Begg joined the Royal Opera at Covent Garden in 1959, her debut role in Die Walkure and was made a resident principal in 1972 until she returned to Australia in 1976. In Australia she sang with The Australian Opera regularly and sang her last role with them, in 2006 as Grandmother Buryjovka in Janacek's Jenufa.

She married a Canadian, Johnnie King, in 1964. King died in 1979 a few weeks before Begg, now a widow in real-life, undertook the role of the widow Popova in William Walton's opera of Chekhov's play The Bear.
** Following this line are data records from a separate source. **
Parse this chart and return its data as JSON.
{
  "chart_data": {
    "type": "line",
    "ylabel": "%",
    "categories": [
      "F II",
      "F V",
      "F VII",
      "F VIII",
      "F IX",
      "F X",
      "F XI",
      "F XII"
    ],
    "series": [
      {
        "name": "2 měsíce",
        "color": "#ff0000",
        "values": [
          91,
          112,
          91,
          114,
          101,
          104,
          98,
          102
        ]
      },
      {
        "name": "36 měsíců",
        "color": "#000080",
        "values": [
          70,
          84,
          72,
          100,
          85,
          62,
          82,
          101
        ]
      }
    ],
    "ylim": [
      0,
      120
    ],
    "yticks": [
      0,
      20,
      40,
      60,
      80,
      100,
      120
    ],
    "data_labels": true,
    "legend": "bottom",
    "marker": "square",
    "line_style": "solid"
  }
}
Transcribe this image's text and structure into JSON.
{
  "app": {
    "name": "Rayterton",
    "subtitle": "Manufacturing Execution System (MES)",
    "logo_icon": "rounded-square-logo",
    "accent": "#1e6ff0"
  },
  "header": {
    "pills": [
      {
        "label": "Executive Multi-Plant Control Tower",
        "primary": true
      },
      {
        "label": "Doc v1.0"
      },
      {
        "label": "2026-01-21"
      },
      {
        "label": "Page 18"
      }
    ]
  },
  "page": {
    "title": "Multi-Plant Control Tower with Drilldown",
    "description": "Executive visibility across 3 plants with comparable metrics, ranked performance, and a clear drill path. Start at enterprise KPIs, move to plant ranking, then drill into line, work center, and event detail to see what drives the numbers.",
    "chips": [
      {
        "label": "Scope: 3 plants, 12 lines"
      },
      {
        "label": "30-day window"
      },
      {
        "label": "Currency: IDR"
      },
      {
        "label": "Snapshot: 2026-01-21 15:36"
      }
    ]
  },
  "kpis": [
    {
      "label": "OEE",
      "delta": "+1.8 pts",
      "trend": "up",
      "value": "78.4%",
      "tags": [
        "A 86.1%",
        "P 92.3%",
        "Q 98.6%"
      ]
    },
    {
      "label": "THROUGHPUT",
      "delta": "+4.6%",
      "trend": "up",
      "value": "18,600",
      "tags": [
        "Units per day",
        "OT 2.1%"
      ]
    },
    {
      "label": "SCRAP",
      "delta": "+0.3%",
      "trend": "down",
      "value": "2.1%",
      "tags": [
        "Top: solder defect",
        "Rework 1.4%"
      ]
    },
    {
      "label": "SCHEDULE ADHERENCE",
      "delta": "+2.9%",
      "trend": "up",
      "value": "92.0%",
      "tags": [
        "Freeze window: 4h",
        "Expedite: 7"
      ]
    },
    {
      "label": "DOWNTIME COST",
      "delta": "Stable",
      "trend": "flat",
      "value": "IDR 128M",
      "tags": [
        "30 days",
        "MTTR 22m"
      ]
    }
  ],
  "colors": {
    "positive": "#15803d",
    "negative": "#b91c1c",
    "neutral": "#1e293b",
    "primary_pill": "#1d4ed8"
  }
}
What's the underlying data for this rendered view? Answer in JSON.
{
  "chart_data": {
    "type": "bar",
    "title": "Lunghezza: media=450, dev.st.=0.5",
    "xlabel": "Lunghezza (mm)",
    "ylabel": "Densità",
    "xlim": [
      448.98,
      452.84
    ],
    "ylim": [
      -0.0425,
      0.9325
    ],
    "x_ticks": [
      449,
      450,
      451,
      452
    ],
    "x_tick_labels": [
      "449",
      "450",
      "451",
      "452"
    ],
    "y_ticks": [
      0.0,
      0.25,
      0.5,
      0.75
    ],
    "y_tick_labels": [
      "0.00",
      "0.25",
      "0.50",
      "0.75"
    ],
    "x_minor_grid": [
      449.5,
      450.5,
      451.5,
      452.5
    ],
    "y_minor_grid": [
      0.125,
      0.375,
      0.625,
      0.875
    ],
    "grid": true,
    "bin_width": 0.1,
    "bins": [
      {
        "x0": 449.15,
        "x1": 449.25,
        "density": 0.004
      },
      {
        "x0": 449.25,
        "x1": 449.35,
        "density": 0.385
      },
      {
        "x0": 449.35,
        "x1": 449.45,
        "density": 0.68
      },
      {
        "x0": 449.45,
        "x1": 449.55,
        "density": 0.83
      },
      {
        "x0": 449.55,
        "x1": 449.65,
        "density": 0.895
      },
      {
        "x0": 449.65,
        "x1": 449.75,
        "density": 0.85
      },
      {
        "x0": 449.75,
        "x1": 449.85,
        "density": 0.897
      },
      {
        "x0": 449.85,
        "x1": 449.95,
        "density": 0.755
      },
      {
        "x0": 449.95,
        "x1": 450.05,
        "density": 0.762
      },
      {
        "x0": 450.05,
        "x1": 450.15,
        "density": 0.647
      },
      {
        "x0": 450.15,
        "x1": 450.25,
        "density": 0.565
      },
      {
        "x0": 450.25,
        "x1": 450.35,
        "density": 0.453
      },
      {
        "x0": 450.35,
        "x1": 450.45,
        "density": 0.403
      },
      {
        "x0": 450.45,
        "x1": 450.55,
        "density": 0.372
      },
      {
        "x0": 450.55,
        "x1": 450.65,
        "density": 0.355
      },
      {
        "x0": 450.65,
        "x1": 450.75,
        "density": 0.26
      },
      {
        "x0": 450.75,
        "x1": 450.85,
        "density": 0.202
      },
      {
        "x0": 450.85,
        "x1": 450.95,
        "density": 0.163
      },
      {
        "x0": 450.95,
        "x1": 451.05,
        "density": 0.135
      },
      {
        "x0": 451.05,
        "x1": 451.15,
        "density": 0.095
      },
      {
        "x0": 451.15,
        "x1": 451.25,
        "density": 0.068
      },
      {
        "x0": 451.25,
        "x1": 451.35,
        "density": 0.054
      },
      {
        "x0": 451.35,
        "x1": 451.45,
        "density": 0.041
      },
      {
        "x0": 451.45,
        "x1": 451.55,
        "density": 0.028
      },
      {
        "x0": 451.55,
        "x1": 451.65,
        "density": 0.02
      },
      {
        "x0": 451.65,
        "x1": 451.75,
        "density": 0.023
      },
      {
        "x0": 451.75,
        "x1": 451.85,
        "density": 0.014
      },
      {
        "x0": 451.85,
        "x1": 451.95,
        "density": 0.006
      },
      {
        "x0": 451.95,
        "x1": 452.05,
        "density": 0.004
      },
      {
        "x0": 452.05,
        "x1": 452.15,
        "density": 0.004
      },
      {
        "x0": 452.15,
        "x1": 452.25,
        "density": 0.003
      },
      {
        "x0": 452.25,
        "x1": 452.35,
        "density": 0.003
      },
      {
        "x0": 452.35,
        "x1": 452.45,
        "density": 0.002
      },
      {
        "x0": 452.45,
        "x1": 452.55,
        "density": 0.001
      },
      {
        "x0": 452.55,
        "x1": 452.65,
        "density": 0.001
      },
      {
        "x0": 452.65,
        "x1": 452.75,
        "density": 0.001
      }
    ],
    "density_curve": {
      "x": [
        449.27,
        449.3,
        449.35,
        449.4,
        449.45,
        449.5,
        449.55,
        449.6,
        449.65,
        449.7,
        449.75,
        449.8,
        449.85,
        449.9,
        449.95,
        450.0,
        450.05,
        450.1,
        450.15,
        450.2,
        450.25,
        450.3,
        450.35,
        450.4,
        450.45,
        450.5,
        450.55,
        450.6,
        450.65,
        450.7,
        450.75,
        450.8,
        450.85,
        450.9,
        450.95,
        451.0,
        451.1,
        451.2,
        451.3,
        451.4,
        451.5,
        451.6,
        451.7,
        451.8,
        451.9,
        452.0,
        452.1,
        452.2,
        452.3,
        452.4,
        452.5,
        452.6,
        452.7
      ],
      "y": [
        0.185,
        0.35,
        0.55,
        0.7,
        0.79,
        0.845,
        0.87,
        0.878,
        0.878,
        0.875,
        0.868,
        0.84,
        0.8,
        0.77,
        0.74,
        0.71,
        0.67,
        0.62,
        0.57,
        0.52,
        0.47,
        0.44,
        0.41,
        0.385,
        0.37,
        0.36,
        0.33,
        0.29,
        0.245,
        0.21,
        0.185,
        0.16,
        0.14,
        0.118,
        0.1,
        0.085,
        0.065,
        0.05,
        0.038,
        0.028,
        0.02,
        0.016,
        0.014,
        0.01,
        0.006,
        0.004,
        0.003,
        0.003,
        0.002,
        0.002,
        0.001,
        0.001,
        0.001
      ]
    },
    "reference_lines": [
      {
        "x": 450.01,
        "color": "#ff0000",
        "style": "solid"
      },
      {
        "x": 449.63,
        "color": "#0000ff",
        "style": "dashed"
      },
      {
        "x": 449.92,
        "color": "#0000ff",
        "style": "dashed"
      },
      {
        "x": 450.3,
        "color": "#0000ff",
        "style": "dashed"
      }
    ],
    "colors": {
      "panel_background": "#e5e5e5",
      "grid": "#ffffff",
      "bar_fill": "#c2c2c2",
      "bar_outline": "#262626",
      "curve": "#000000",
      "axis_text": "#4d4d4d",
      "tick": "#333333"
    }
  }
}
Although she was mostly cast in comic roles - the operatic equivalents of Margaret Dumont in any Marx Brothers movie - Begg also played the occasional heavy dramatic parts including the Princess in Cilea's Adriana Lecouvreur and Mother Marie in Poulenc's harrowing Dialogues of the Carmelites.

Heather Begg was awarded the OBE in 1978 and in 2000 became a Distinguished Companion of the New Zealand Order of Merit for services to opera.
The Government decided in March to restore the titles of knights and dames to the honours system and Begg was awarded the title Dame last month.